Mar 08

Tips on Travel Search Engines

Go away! But don't pay more for the trip than you have to. First there were the search engines of the individual airlines, then came online booking engines Orbitz, Travelocity and the like. Those open sites operate as online travel agencies. They negotiate directly with airlines and hotels and search their own databases and travel-agency systems to come up with airfare and hotel deals.

Come now the metasearch engines that search all the other search engines, as well as the airline sites, ticket consolidators and the like. Of the most used sites, Kayak is getting great reviews from users surveyed by J.D. Power and Associates according to this article.

Kayak can save you more money than Orbitz and Travelocity because its engine takes you directly to the airline website to close your ticket deal, and avoids the service charges the search engines place on their fees. Kayak's features include a tool that lets you find the lowest fares from your nearby airport, so if you just want to go someplace, this feature will let you do it cheaply.

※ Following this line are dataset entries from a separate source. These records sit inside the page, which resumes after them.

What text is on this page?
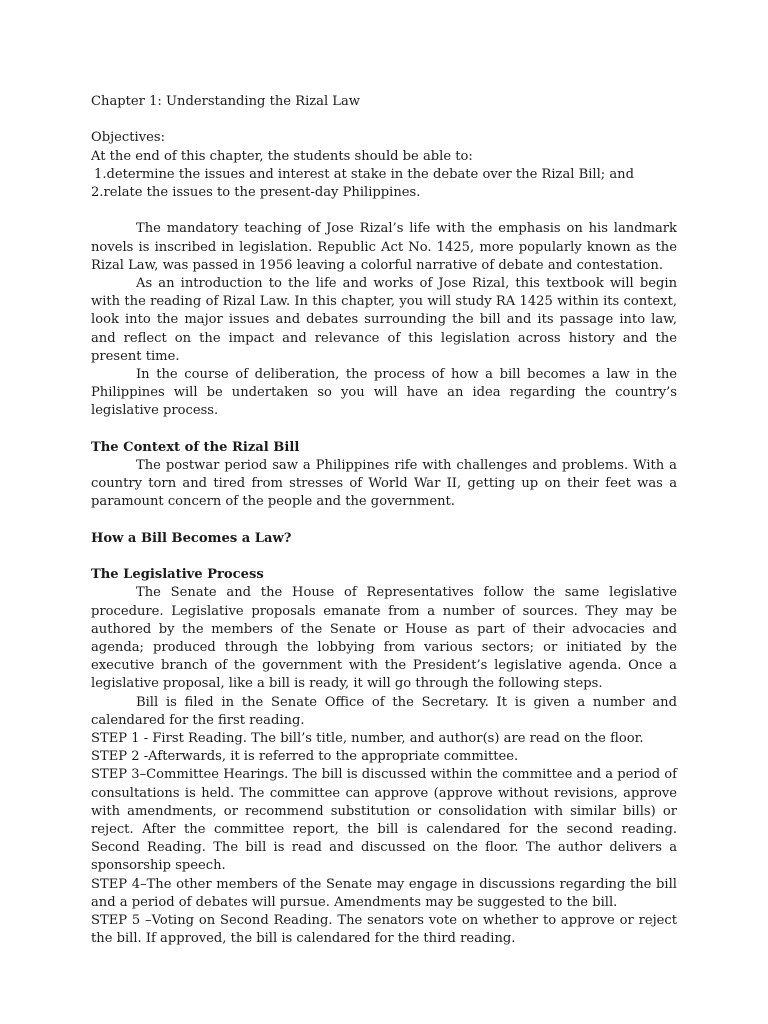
Chapter 1: Understanding the Rizal Law

Objectives:

At the end of this chapter, the students should be able to:

1.determine the issues and interest at stake in the debate over the Rizal Bill; and

2.relate the issues to the present-day Philippines.

The mandatory teaching of Jose Rizal’s life with the emphasis on his landmark novels is inscribed in legislation. Republic Act No. 1425, more popularly known as the Rizal Law, was passed in 1956 leaving a colorful narrative of debate and contestation.

As an introduction to the life and works of Jose Rizal, this textbook will begin with the reading of Rizal Law. In this chapter, you will study RA 1425 within its context, look into the major issues and debates surrounding the bill and its passage into law, and reflect on the impact and relevance of this legislation across history and the present time.

In the course of deliberation, the process of how a bill becomes a law in the Philippines will be undertaken so you will have an idea regarding the country’s legislative process.

The Context of the Rizal Bill

The postwar period saw a Philippines rife with challenges and problems. With a country torn and tired from stresses of World War II, getting up on their feet was a paramount concern of the people and the government.

How a Bill Becomes a Law?

The Legislative Process

The Senate and the House of Representatives follow the same legislative procedure. Legislative proposals emanate from a number of sources. They may be authored by the members of the Senate or House as part of their advocacies and agenda; produced through the lobbying from various sectors; or initiated by the executive branch of the government with the President’s legislative agenda. Once a legislative proposal, like a bill is ready, it will go through the following steps.

Bill is filed in the Senate Office of the Secretary. It is given a number and calendared for the first reading.

STEP 1 - First Reading. The bill’s title, number, and author(s) are read on the floor.

STEP 2 -Afterwards, it is referred to the appropriate committee.

STEP 3–Committee Hearings. The bill is discussed within the committee and a period of consultations is held. The committee can approve (approve without revisions, approve with amendments, or recommend substitution or consolidation with similar bills) or reject. After the committee report, the bill is calendared for the second reading. Second Reading. The bill is read and discussed on the floor. The author delivers a sponsorship speech.

STEP 4–The other members of the Senate may engage in discussions regarding the bill and a period of debates will pursue. Amendments may be suggested to the bill.

STEP 5 –Voting on Second Reading. The senators vote on whether to approve or reject the bill. If approved, the bill is calendared for the third reading.
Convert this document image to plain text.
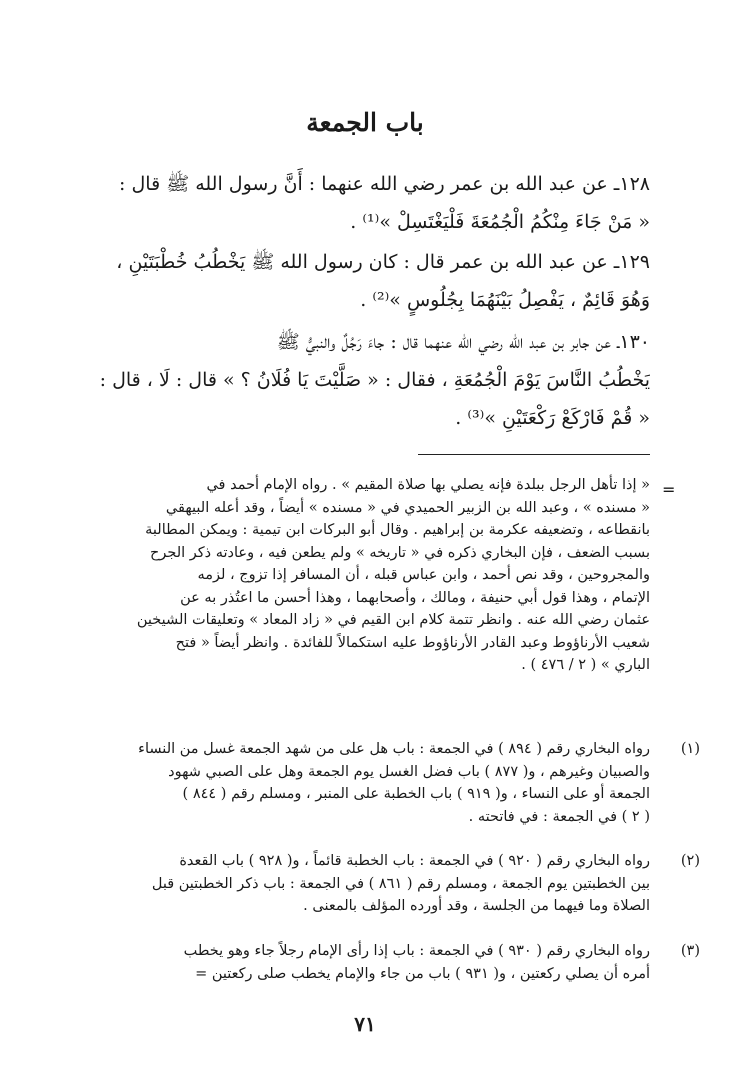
باب الجمعة
١٢٨ـ عن عبد الله بن عمر رضي الله عنهما : أَنَّ رسول الله ﷺ قال :
« مَنْ جَاءَ مِنْكُمُ الْجُمُعَةَ فَلْيَغْتَسِلْ »⁽¹⁾ .
١٢٩ـ عن عبد الله بن عمر قال : كان رسول الله ﷺ يَخْطُبُ خُطْبَتَيْنِ ،
وَهُوَ قَائِمٌ ، يَفْصِلُ بَيْنَهُمَا بِجُلُوسٍ »⁽²⁾ .
١٣٠ـ عن جابر بن عبد الله رضي الله عنهما قال : جاءَ رَجُلٌ والنبيُّ ﷺ
يَخْطُبُ النَّاسَ يَوْمَ الْجُمُعَةِ ، فقال : « صَلَّيْتَ يَا فُلَانُ ؟ » قال : لَا ، قال :
« قُمْ فَارْكَعْ رَكْعَتَيْنِ »⁽³⁾ .
=
« إذا تأهل الرجل ببلدة فإنه يصلي بها صلاة المقيم » . رواه الإمام أحمد في
« مسنده » ، وعبد الله بن الزبير الحميدي في « مسنده » أيضاً ، وقد أعله البيهقي
بانقطاعه ، وتضعيفه عكرمة بن إبراهيم . وقال أبو البركات ابن تيمية : ويمكن المطالبة
بسبب الضعف ، فإن البخاري ذكره في « تاريخه » ولم يطعن فيه ، وعادته ذكر الجرح
والمجروحين ، وقد نص أحمد ، وابن عباس قبله ، أن المسافر إذا تزوج ، لزمه
الإتمام ، وهذا قول أبي حنيفة ، ومالك ، وأصحابهما ، وهذا أحسن ما اعتُذر به عن
عثمان رضي الله عنه . وانظر تتمة كلام ابن القيم في « زاد المعاد » وتعليقات الشيخين
شعيب الأرناؤوط وعبد القادر الأرناؤوط عليه استكمالاً للفائدة . وانظر أيضاً « فتح
الباري » ( ٢ / ٤٧٦ ) .
(١)
رواه البخاري رقم ( ٨٩٤ ) في الجمعة : باب هل على من شهد الجمعة غسل من النساء
والصبيان وغيرهم ، و( ٨٧٧ ) باب فضل الغسل يوم الجمعة وهل على الصبي شهود
الجمعة أو على النساء ، و( ٩١٩ ) باب الخطبة على المنبر ، ومسلم رقم ( ٨٤٤ )
( ٢ ) في الجمعة : في فاتحته .
(٢)
رواه البخاري رقم ( ٩٢٠ ) في الجمعة : باب الخطبة قائماً ، و( ٩٢٨ ) باب القعدة
بين الخطبتين يوم الجمعة ، ومسلم رقم ( ٨٦١ ) في الجمعة : باب ذكر الخطبتين قبل
الصلاة وما فيهما من الجلسة ، وقد أورده المؤلف بالمعنى .
(٣)
رواه البخاري رقم ( ٩٣٠ ) في الجمعة : باب إذا رأى الإمام رجلاً جاء وهو يخطب
أمره أن يصلي ركعتين ، و( ٩٣١ ) باب من جاء والإمام يخطب صلى ركعتين =
٧١
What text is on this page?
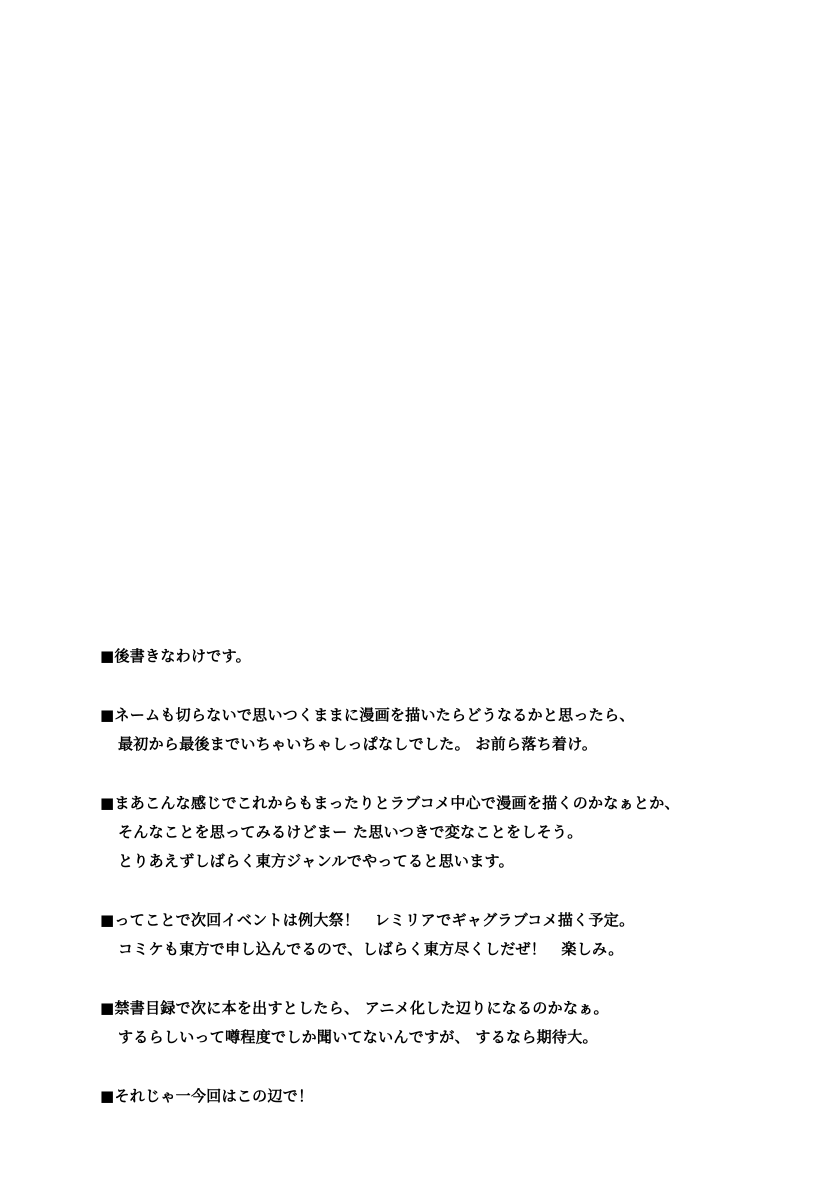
■後書きなわけです。
■ネームも切らないで思いつくままに漫画を描いたらどうなるかと思ったら、
最初から最後までいちゃいちゃしっぱなしでした。 お前ら落ち着け。
■まあこんな感じでこれからもまったりとラブコメ中心で漫画を描くのかなぁとか、
そんなことを思ってみるけどまー た思いつきで変なことをしそう。
とりあえずしばらく東方ジャンルでやってると思います。
■ってことで次回イベントは例大祭！　レミリアでギャグラブコメ描く予定。
コミケも東方で申し込んでるので、しばらく東方尽くしだぜ！　楽しみ。
■禁書目録で次に本を出すとしたら、 アニメ化した辺りになるのかなぁ。
するらしいって噂程度でしか聞いてないんですが、 するなら期待大。
■それじゃ一今回はこの辺で！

If you don't want to do any work at all, try TripStalker, a downloadable service (Windows only, sigh) that scours the web for the flight you want at the price you have established and notifies you when your price point has been found. You can be alerted via desktop pop-up, email message, or SMS text message to your phone. I downloaded it easily enough, but it required me to have a .NET feature, as well, which was time-consuming to download. It's currently searching several fares for me. Updates as I get the fare reports.

Comments

  • Farecast (farecast.com) is another new online travel service that, like Tripstalker, notifies you when a trip you want to take is available at the price you want to pay. It's web-based so it works will all operating systems.